Movie poster for Bernard and Doris |
But the question, again, is do you ever really want to ever be intimate? If you do, then it might as well be this person. It’s not about gender. It’s not about race, or age, or anything. The hurdle is intimacy. –Susan Sarandon (on Bernard and Doris, from the movie’s official site).
Duke controversially changed her will near the end of her life in 1993, leaving Lafferty in charge of her enormous estate. After her death he was accused of manipulation, and even murder. But while the script uses some of the facts of Duke and Lafferty’s time together to begin and end the story, it’s not concerned with trying to build a case for or against him. Instead of going the Law & Order route, it affixes a great big disclaimer in the opening credits in order to play with fictional interpretations.

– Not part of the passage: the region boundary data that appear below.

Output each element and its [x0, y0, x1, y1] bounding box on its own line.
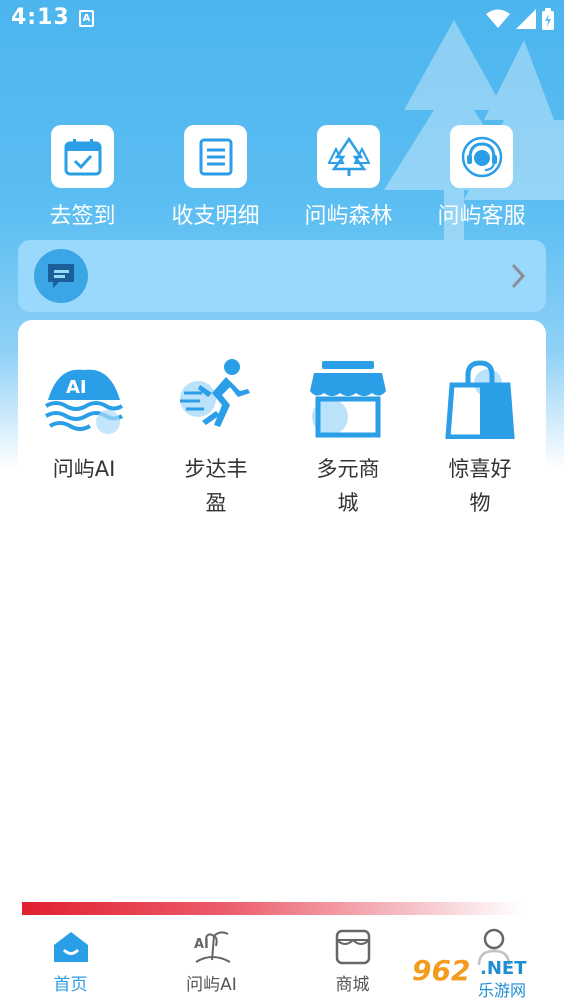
- status-icons: [486, 8, 554, 30]
- qa-label: 去签到: [49, 204, 116, 229]
- service-label: 多元商城: [316, 457, 380, 515]
- watermark-number: 962: [412, 954, 470, 987]
- qa-icon-container: [317, 125, 380, 188]
- customer-service-button[interactable]: 问屿客服: [415, 125, 548, 230]
- chevron-right-icon: [511, 263, 526, 289]
- service-ai[interactable]: AI 问屿AI: [18, 320, 150, 520]
- watermark-text: 乐游网: [478, 981, 526, 1000]
- ai-island-icon: AI: [41, 356, 127, 442]
- status-time: 4:13: [11, 5, 70, 30]
- qa-label: 问屿客服: [437, 204, 526, 229]
- signal-icon: [516, 9, 536, 29]
- watermark-suffix: .NET: [480, 958, 527, 979]
- message-icon: [34, 249, 88, 303]
- running-man-icon: [173, 356, 259, 442]
- forest-icon: [327, 136, 370, 176]
- calendar-check-icon: [64, 138, 101, 175]
- service-label: 惊喜好物: [448, 457, 512, 515]
- service-mall[interactable]: 多元商城: [282, 320, 414, 520]
- home-icon: [51, 927, 91, 967]
- svg-text:AI: AI: [66, 377, 87, 398]
- notice-bar[interactable]: [18, 240, 546, 312]
- customer-service-icon: [461, 136, 502, 177]
- service-label: 问屿AI: [52, 457, 116, 481]
- nav-label: 首页: [53, 975, 88, 995]
- wifi-icon: [486, 9, 510, 28]
- progress-line: [22, 902, 522, 915]
- nav-ai[interactable]: AI 问屿AI: [141, 922, 282, 1004]
- nav-home[interactable]: 首页: [0, 922, 141, 1004]
- nav-mall[interactable]: 商城: [282, 922, 423, 1004]
- service-label: 步达丰盈: [184, 457, 248, 515]
- shop-icon: [333, 927, 373, 967]
- document-list-icon: [199, 138, 232, 175]
- battery-icon: [542, 8, 554, 30]
- service-surprise[interactable]: 惊喜好物: [414, 320, 546, 520]
- nav-label: 问屿AI: [186, 975, 237, 995]
- service-steps[interactable]: 步达丰盈: [150, 320, 282, 520]
- shopping-bag-icon: [437, 356, 523, 442]
- services-card: AI 问屿AI 步达丰盈 多元商城 惊喜好物: [18, 320, 546, 520]
- ai-palm-icon: AI: [192, 927, 232, 967]
- transactions-button[interactable]: 收支明细: [149, 125, 282, 230]
- qa-icon-container: [450, 125, 513, 188]
- store-icon: [305, 356, 391, 442]
- app-notification-icon: A: [79, 10, 94, 27]
- qa-icon-container: [51, 125, 114, 188]
- watermark-logo: 962 .NET 乐游网: [410, 950, 560, 1000]
- quick-actions: 去签到 收支明细 问屿森林 问屿客服: [16, 125, 548, 230]
- nav-label: 商城: [335, 975, 370, 995]
- qa-label: 收支明细: [171, 204, 260, 229]
- checkin-button[interactable]: 去签到: [16, 125, 149, 230]
- svg-text:AI: AI: [194, 937, 209, 952]
- qa-label: 问屿森林: [304, 204, 393, 229]
- forest-button[interactable]: 问屿森林: [282, 125, 415, 230]
- qa-icon-container: [184, 125, 247, 188]
- status-bar: 4:13 A: [0, 0, 564, 38]
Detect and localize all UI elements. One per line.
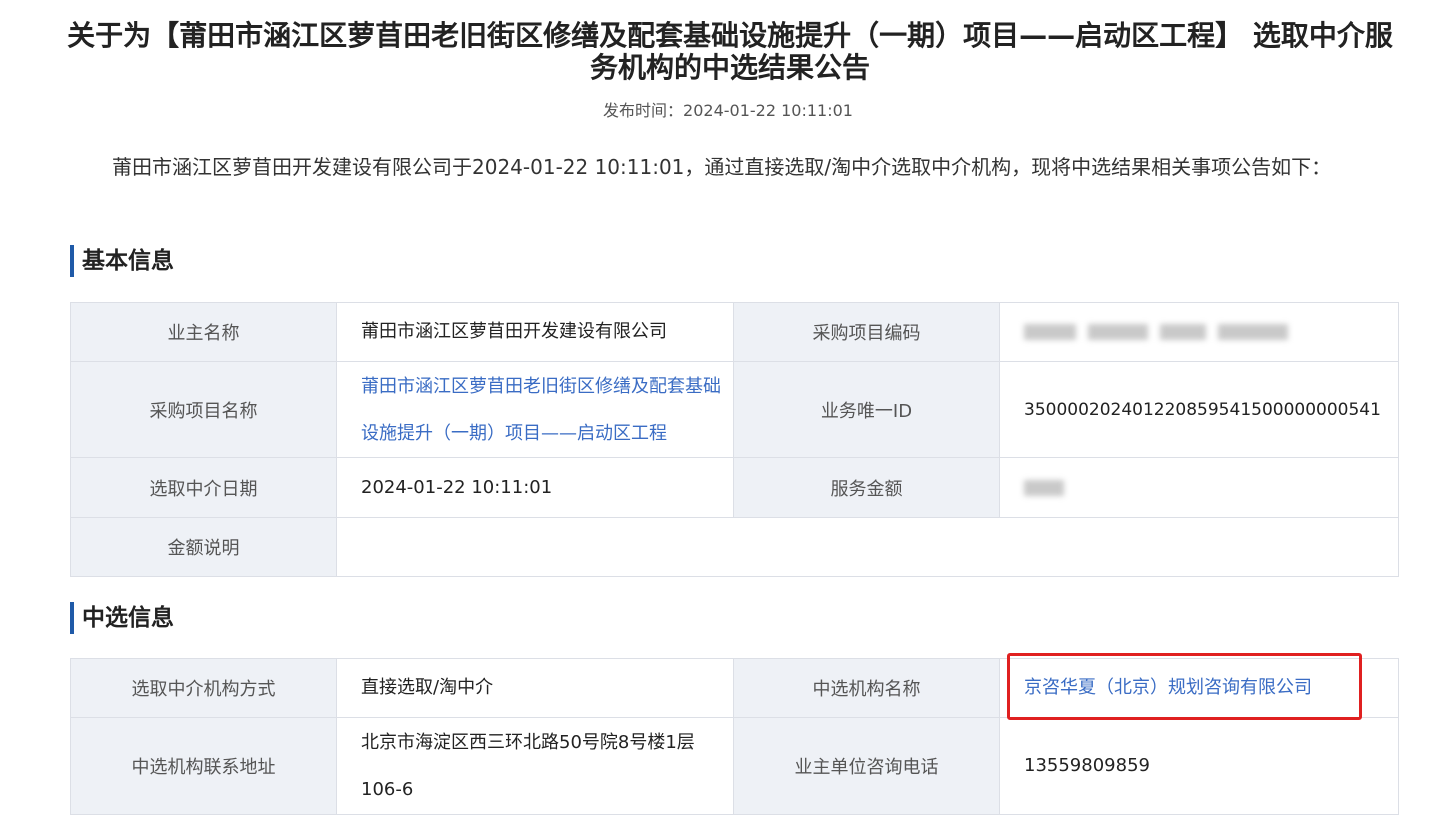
amount-note-value bbox=[336, 517, 1399, 577]
project-code-value bbox=[999, 302, 1399, 362]
amount-note-label: 金额说明 bbox=[70, 517, 337, 577]
selection-method-label: 选取中介机构方式 bbox=[70, 658, 337, 718]
business-id-value: 350000202401220859541500000000541 bbox=[999, 361, 1399, 458]
org-address-value: 北京市海淀区西三环北路50号院8号楼1层106-6 bbox=[336, 717, 734, 815]
redacted-block bbox=[1024, 324, 1076, 340]
project-name-label: 采购项目名称 bbox=[70, 361, 337, 458]
business-id-label: 业务唯一ID bbox=[733, 361, 1000, 458]
service-amount-value bbox=[999, 457, 1399, 518]
redacted-block bbox=[1160, 324, 1206, 340]
owner-value: 莆田市涵江区萝苜田开发建设有限公司 bbox=[336, 302, 734, 362]
table-row: 中选机构联系地址 北京市海淀区西三环北路50号院8号楼1层106-6 业主单位咨… bbox=[70, 717, 1399, 815]
table-row: 金额说明 bbox=[70, 517, 1399, 577]
selected-org-label: 中选机构名称 bbox=[733, 658, 1000, 718]
table-row: 选取中介日期 2024-01-22 10:11:01 服务金额 bbox=[70, 457, 1399, 518]
redacted-block bbox=[1088, 324, 1148, 340]
owner-phone-label: 业主单位咨询电话 bbox=[733, 717, 1000, 815]
selected-info-table: 选取中介机构方式 直接选取/淘中介 中选机构名称 京咨华夏（北京）规划咨询有限公… bbox=[70, 658, 1399, 815]
owner-phone-value: 13559809859 bbox=[999, 717, 1399, 815]
org-address-label: 中选机构联系地址 bbox=[70, 717, 337, 815]
owner-label: 业主名称 bbox=[70, 302, 337, 362]
selection-date-label: 选取中介日期 bbox=[70, 457, 337, 518]
redacted-block bbox=[1218, 324, 1288, 340]
publish-time: 发布时间：2024-01-22 10:11:01 bbox=[603, 101, 853, 120]
project-name-link[interactable]: 莆田市涵江区萝苜田老旧街区修缮及配套基础设施提升（一期）项目——启动区工程 bbox=[361, 376, 721, 444]
service-amount-label: 服务金额 bbox=[733, 457, 1000, 518]
section-heading-selected: 中选信息 bbox=[70, 602, 174, 634]
table-row: 选取中介机构方式 直接选取/淘中介 中选机构名称 京咨华夏（北京）规划咨询有限公… bbox=[70, 658, 1399, 718]
redacted-block bbox=[1024, 479, 1064, 496]
table-row: 业主名称 莆田市涵江区萝苜田开发建设有限公司 采购项目编码 bbox=[70, 302, 1399, 362]
project-code-label: 采购项目编码 bbox=[733, 302, 1000, 362]
selection-date-value: 2024-01-22 10:11:01 bbox=[336, 457, 734, 518]
intro-paragraph: 莆田市涵江区萝苜田开发建设有限公司于2024-01-22 10:11:01，通过… bbox=[112, 155, 1332, 179]
basic-info-table: 业主名称 莆田市涵江区萝苜田开发建设有限公司 采购项目编码 采购项目名称 莆田市… bbox=[70, 302, 1399, 577]
selected-org-link[interactable]: 京咨华夏（北京）规划咨询有限公司 bbox=[1024, 677, 1312, 698]
selection-method-value: 直接选取/淘中介 bbox=[336, 658, 734, 718]
section-heading-basic: 基本信息 bbox=[70, 245, 174, 277]
table-row: 采购项目名称 莆田市涵江区萝苜田老旧街区修缮及配套基础设施提升（一期）项目——启… bbox=[70, 361, 1399, 458]
page-title: 关于为【莆田市涵江区萝苜田老旧街区修缮及配套基础设施提升（一期）项目——启动区工… bbox=[67, 19, 1393, 84]
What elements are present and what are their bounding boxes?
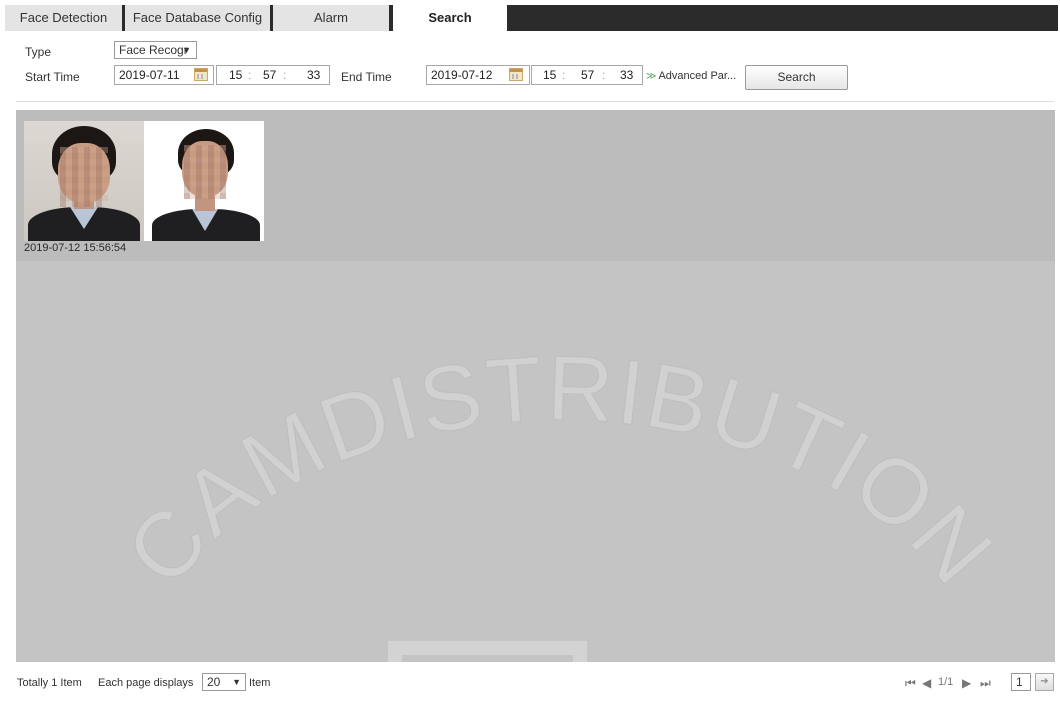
chevron-down-icon: ▼	[182, 45, 191, 55]
page-size-value: 20	[207, 675, 221, 689]
time-separator: :	[602, 68, 606, 82]
tab-face-database-config[interactable]: Face Database Config	[125, 5, 270, 31]
divider	[16, 101, 1054, 102]
end-second[interactable]: 33	[620, 66, 633, 84]
advanced-params-label: Advanced Par...	[658, 70, 737, 82]
chevron-down-icon: ▼	[232, 677, 241, 687]
prev-page-icon[interactable]: ◀	[922, 676, 931, 690]
start-hour[interactable]: 15	[229, 66, 242, 84]
type-select[interactable]: Face Recogr ▼	[114, 41, 197, 59]
type-label: Type	[25, 45, 52, 59]
start-minute[interactable]: 57	[263, 66, 276, 84]
page-indicator: 1/1	[938, 676, 954, 688]
result-time: 2019-07-12 15:56:54	[24, 242, 127, 254]
start-date-value: 2019-07-11	[119, 68, 180, 82]
first-page-icon[interactable]: ⏮	[905, 676, 916, 691]
page-number-input[interactable]: 1	[1011, 673, 1031, 691]
tab-alarm[interactable]: Alarm	[273, 5, 389, 31]
tab-search[interactable]: Search	[393, 5, 507, 31]
start-second[interactable]: 33	[307, 66, 320, 84]
double-chevron-down-icon: ≫	[646, 71, 657, 82]
total-count: Totally 1 Item	[17, 677, 82, 689]
end-date-value: 2019-07-12	[431, 68, 493, 82]
end-time-label: End Time	[341, 70, 392, 84]
result-row: 2019-07-12 15:56:54	[16, 110, 1055, 261]
page-number-value: 1	[1016, 675, 1023, 689]
search-button[interactable]: Search	[745, 65, 848, 90]
search-results-panel: 2019-07-12 15:56:54	[16, 110, 1055, 662]
time-separator: :	[248, 68, 252, 82]
item-label: Item	[249, 677, 271, 689]
end-calendar-icon[interactable]	[509, 68, 523, 81]
start-time-label: Start Time	[25, 70, 80, 84]
time-separator: :	[562, 68, 566, 82]
registered-face-image[interactable]	[144, 121, 264, 241]
start-time-input[interactable]: 15 : 57 : 33	[216, 65, 330, 85]
time-separator: :	[283, 68, 287, 82]
tab-face-detection[interactable]: Face Detection	[5, 5, 122, 31]
go-page-button[interactable]: ➔	[1035, 673, 1054, 691]
end-hour[interactable]: 15	[543, 66, 556, 84]
last-page-icon[interactable]: ⏭	[980, 676, 991, 691]
start-calendar-icon[interactable]	[194, 68, 208, 81]
end-time-input[interactable]: 15 : 57 : 33	[531, 65, 643, 85]
advanced-params-toggle[interactable]: ≫ Advanced Par...	[646, 70, 736, 82]
end-minute[interactable]: 57	[581, 66, 594, 84]
result-card[interactable]: 2019-07-12 15:56:54	[24, 121, 266, 257]
page-size-label: Each page displays	[98, 677, 194, 689]
next-page-icon[interactable]: ▶	[962, 676, 971, 690]
tab-bar: Face Detection Face Database Config Alar…	[5, 5, 1058, 31]
page-size-select[interactable]: 20 ▼	[202, 673, 246, 691]
type-select-value: Face Recogr	[119, 43, 188, 57]
snapshot-image[interactable]	[24, 121, 144, 241]
arrow-right-icon: ➔	[1040, 676, 1049, 687]
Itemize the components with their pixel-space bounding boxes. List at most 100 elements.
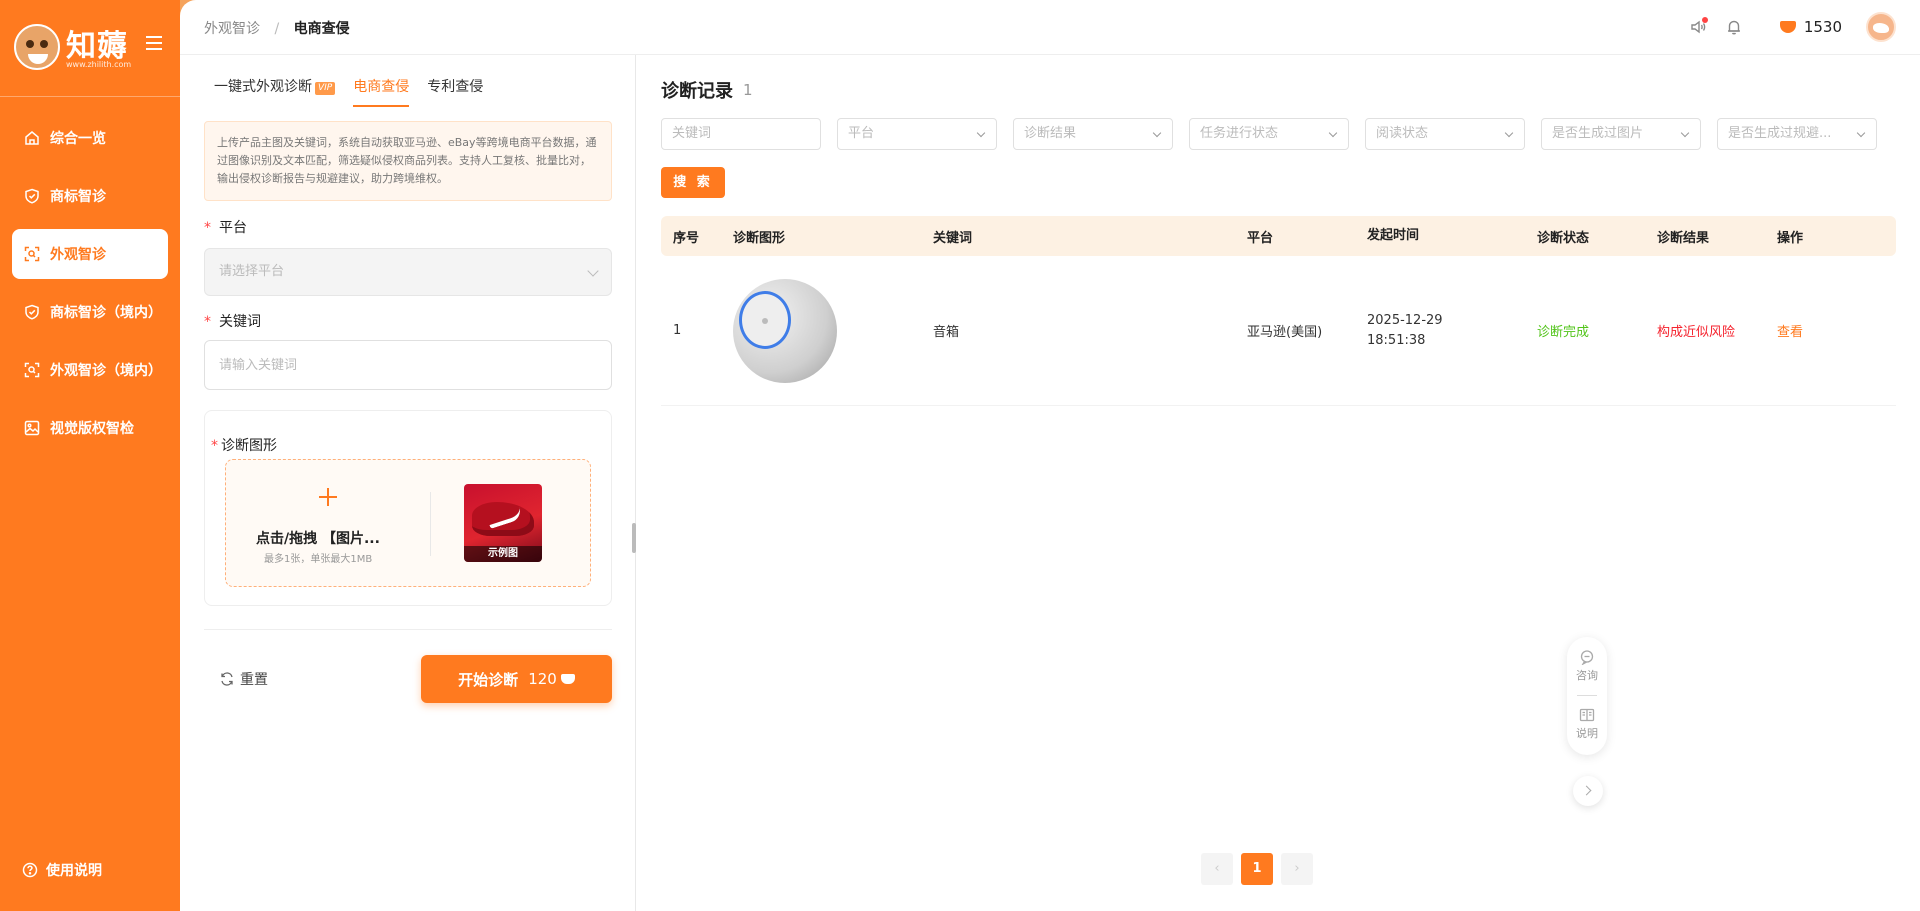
logo-text: 知薅 xyxy=(66,29,128,64)
label-text: 平台 xyxy=(219,220,247,236)
consult-button[interactable]: 咨询 xyxy=(1567,649,1607,683)
column-header: 发起时间 xyxy=(1367,228,1420,243)
speaker-thumbnail[interactable] xyxy=(733,278,837,383)
column-header: 诊断结果 xyxy=(1657,230,1710,246)
avoidance-generated-filter-select[interactable]: 是否生成过规避... xyxy=(1717,118,1877,150)
column-header: 关键词 xyxy=(933,230,973,246)
question-icon xyxy=(22,862,38,878)
column-header: 序号 xyxy=(673,230,700,246)
page-button[interactable]: 1 xyxy=(1241,853,1273,885)
keyword-filter-input[interactable]: 关键词 xyxy=(661,118,821,150)
breadcrumb-item[interactable]: 外观智诊 xyxy=(204,21,260,37)
chevron-down-icon xyxy=(587,265,599,277)
coin-count: 1530 xyxy=(1803,18,1842,36)
main-panel: 外观智诊 / 电商查侵 1530 一键式外观诊断 VIP 电商查侵 专利查侵 上… xyxy=(180,0,1920,911)
upload-dropzone[interactable]: 点击/拖拽 【图片... 最多1张，单张最大1MB 示例图 xyxy=(225,459,591,587)
shield-icon xyxy=(24,188,40,204)
tab-ecommerce-infringement[interactable]: 电商查侵 xyxy=(353,75,410,107)
search-button[interactable]: 搜 索 xyxy=(661,167,725,198)
sidebar-item-design-domestic[interactable]: 外观智诊（境内） xyxy=(12,345,168,395)
sidebar-item-trademark-domestic[interactable]: 商标智诊（境内） xyxy=(12,287,168,337)
platform-filter-select[interactable]: 平台 xyxy=(837,118,997,150)
row-date: 2025-12-29 xyxy=(1367,312,1443,328)
upload-divider xyxy=(430,492,431,556)
platform-select[interactable]: 请选择平台 xyxy=(204,248,612,296)
read-status-filter-select[interactable]: 阅读状态 xyxy=(1365,118,1525,150)
collapse-toolbar-button[interactable] xyxy=(1573,776,1603,806)
row-datetime: 2025-12-29 18:51:38 xyxy=(1355,311,1525,351)
tab-label: 专利查侵 xyxy=(427,79,484,95)
coin-balance[interactable]: 1530 xyxy=(1779,18,1842,36)
filter-placeholder: 是否生成过规避... xyxy=(1728,126,1832,141)
form-tabs: 一键式外观诊断 VIP 电商查侵 专利查侵 xyxy=(214,75,501,107)
top-bar: 外观智诊 / 电商查侵 1530 xyxy=(180,0,1920,55)
tab-patent-infringement[interactable]: 专利查侵 xyxy=(427,75,483,107)
records-title: 诊断记录 xyxy=(661,81,733,102)
example-image[interactable]: 示例图 xyxy=(464,484,542,562)
avatar[interactable] xyxy=(1866,12,1896,42)
sidebar-item-label: 商标智诊 xyxy=(50,189,106,205)
sidebar-item-label: 外观智诊 xyxy=(50,247,106,263)
tab-one-click-diagnosis[interactable]: 一键式外观诊断 VIP xyxy=(214,75,336,107)
row-result: 构成近似风险 xyxy=(1657,325,1736,340)
book-icon xyxy=(1579,708,1595,722)
float-divider xyxy=(1577,695,1597,696)
task-status-filter-select[interactable]: 任务进行状态 xyxy=(1189,118,1349,150)
row-graphic-cell xyxy=(721,278,921,383)
guide-button[interactable]: 说明 xyxy=(1567,707,1607,741)
top-right-actions: 1530 xyxy=(1672,12,1896,42)
diagnosis-form-panel: 一键式外观诊断 VIP 电商查侵 专利查侵 上传产品主图及关键词，系统自动获取亚马… xyxy=(180,55,636,911)
sidebar-item-label: 综合一览 xyxy=(50,131,106,147)
row-time: 18:51:38 xyxy=(1367,332,1426,348)
required-mark: * xyxy=(211,438,218,454)
filter-placeholder: 关键词 xyxy=(672,126,712,141)
speaker-icon[interactable] xyxy=(1688,17,1708,37)
sidebar-nav: 综合一览 商标智诊 外观智诊 商标智诊（境内） 外观智诊（境内） 视觉版权智检 xyxy=(12,113,168,461)
keyword-input[interactable] xyxy=(204,340,612,390)
start-cost: 120 xyxy=(528,670,557,688)
chevron-down-icon xyxy=(1504,128,1514,138)
sidebar-item-label: 视觉版权智检 xyxy=(50,421,134,437)
view-link[interactable]: 查看 xyxy=(1765,321,1896,340)
records-panel: 诊断记录 1 关键词 平台 诊断结果 任务进行状态 阅读状态 是否生成过图片 是… xyxy=(637,55,1920,911)
help-label: 使用说明 xyxy=(46,863,102,879)
next-page-button[interactable]: › xyxy=(1281,853,1313,885)
sidebar-item-design[interactable]: 外观智诊 xyxy=(12,229,168,279)
start-diagnosis-button[interactable]: 开始诊断 120 xyxy=(421,655,612,703)
result-filter-select[interactable]: 诊断结果 xyxy=(1013,118,1173,150)
example-label: 示例图 xyxy=(464,546,542,562)
row-status: 诊断完成 xyxy=(1537,325,1590,340)
bell-icon[interactable] xyxy=(1724,17,1744,37)
guide-label: 说明 xyxy=(1576,727,1598,740)
reset-button[interactable]: 重置 xyxy=(220,669,268,689)
sidebar-item-help[interactable]: 使用说明 xyxy=(22,860,102,880)
panel-resize-handle[interactable] xyxy=(632,523,636,553)
chevron-down-icon xyxy=(976,128,986,138)
filter-placeholder: 任务进行状态 xyxy=(1200,126,1279,141)
menu-toggle-icon[interactable] xyxy=(146,36,162,50)
image-icon xyxy=(24,420,40,436)
filter-placeholder: 诊断结果 xyxy=(1024,126,1077,141)
breadcrumb-current: 电商查侵 xyxy=(293,21,350,37)
breadcrumb: 外观智诊 / 电商查侵 xyxy=(204,18,350,38)
row-index: 1 xyxy=(673,323,682,338)
column-header: 诊断状态 xyxy=(1537,230,1590,246)
graphic-label: * 诊断图形 xyxy=(211,435,277,455)
logo-url: www.zhilith.com xyxy=(66,60,132,69)
sidebar-item-label: 外观智诊（境内） xyxy=(50,363,162,379)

The result is more than a chance to gawk at the excesses and indulgences of a wealthy woman and her lavish property, or speculate as to what exactly happened in Duke’s final days. Thanks in large part to the brilliant performances by Sarandon and Fiennes, it’s an examination of a peculiar combination of people in extraordinary circumstances who develop a deep bond.
Susan Sarandon as multimillionaire Doris Duke |
With her elaborate outfits, fluffy dogs (played by Sarandon’s own pets), and sturdy sexual appetite, Doris could easily be shown following in the snobbish steps of 48 carat ditzes like Goldie Hawn in Overboard or Claudette Colbert in It Happened One Night. She’s rich and attractive and probably in need of being taken down a peg or two. But the film chooses to revel in Duke’s powers. She’s shown as dominating the various spheres she occupies: business, artistic, political, celebrity. Even her spiritual quest is done with distinct flair: she moves her newly found Indian guru over to America. Doris’s wealth, control and personality are all wrapped up in the New Jersey mansion she hires meek butler Bernard Lafferty to look after.
Doris may be in the habit of shedding staff like so many overchilled cantaloupes, but Bernard proves himself to have an immense practical and empathic capacity. She’s a smart woman who understands the value of a servant who quickly pays off a nurse she’s recently punched out in a plastic surgery clinic.
Bernard is a nurturer, softly spoken and with an awestruck air whenever he’s around Doris. He soaks up every crumb of her attention and is shown trying on her earrings and scarves, lighting up with the reflected glamour. When one of her business managers pushes Doris to fire him, she incredulously points out that he does embroidery.
Bernard Lafferty (Ralph Fiennes) in an early scene in Bernard and Doris |
But while Bernard and Doris are brought together by money, they find each other a balm for their loneliness. It’s an imperfect match, as rocky and erratic as any long-term serious relationship. He falls off the wagon and loots her wine cellar. She drives drunk with him in the passenger seat. He sets her against her other advisors and monopolises her healthcare. She derides him for being needy. Neither of them maintains graciousness, for all the wealth that saturates them. This is what’s so effective about the movie–demonstrating the state of love they reach when they do get on. When Doris breaks down over Nick’s betrayal and her only child’s death, Bernard offers her pure acceptance. When his drinking lands him back in rehab, she returns it. It’s this volleying of trust back and forth that the two actors’ brilliant performances make believable.
Doris: “I don’t get it. You don’t fuck me; you don’t steal from me. So what do you want from me?” Bernard: “I want to take care of you, Miss Duke.” |
She knows that he’s achieved his dream of shared intimacy, but over a discussion of her funeral plans, she sharply reinstates her superiority, snapping at him, “I must really be crazy to believe a fucker like you.”
Scenes like this pose the question of how little can be known about a close relationship, even from the inside. At the end of the film, Bernard is still inside the house, now the master. Over his head hangs the question of what really passed between him and his former employer. The hothouse environment where Doris grows orchids provides an example of what could have happened, when extremes of wealth, personality, and needs are pushed together to flourish, and possibly rot. Bernard and Doris explores the ambiguities of intimacy between two imperfect people, where there is no happy ever after, but it’s nothing less than a love story to the end.
Margaret Howie is a London-based bookseller who doesn’t need a butler but wouldn’t mind a wine cellar.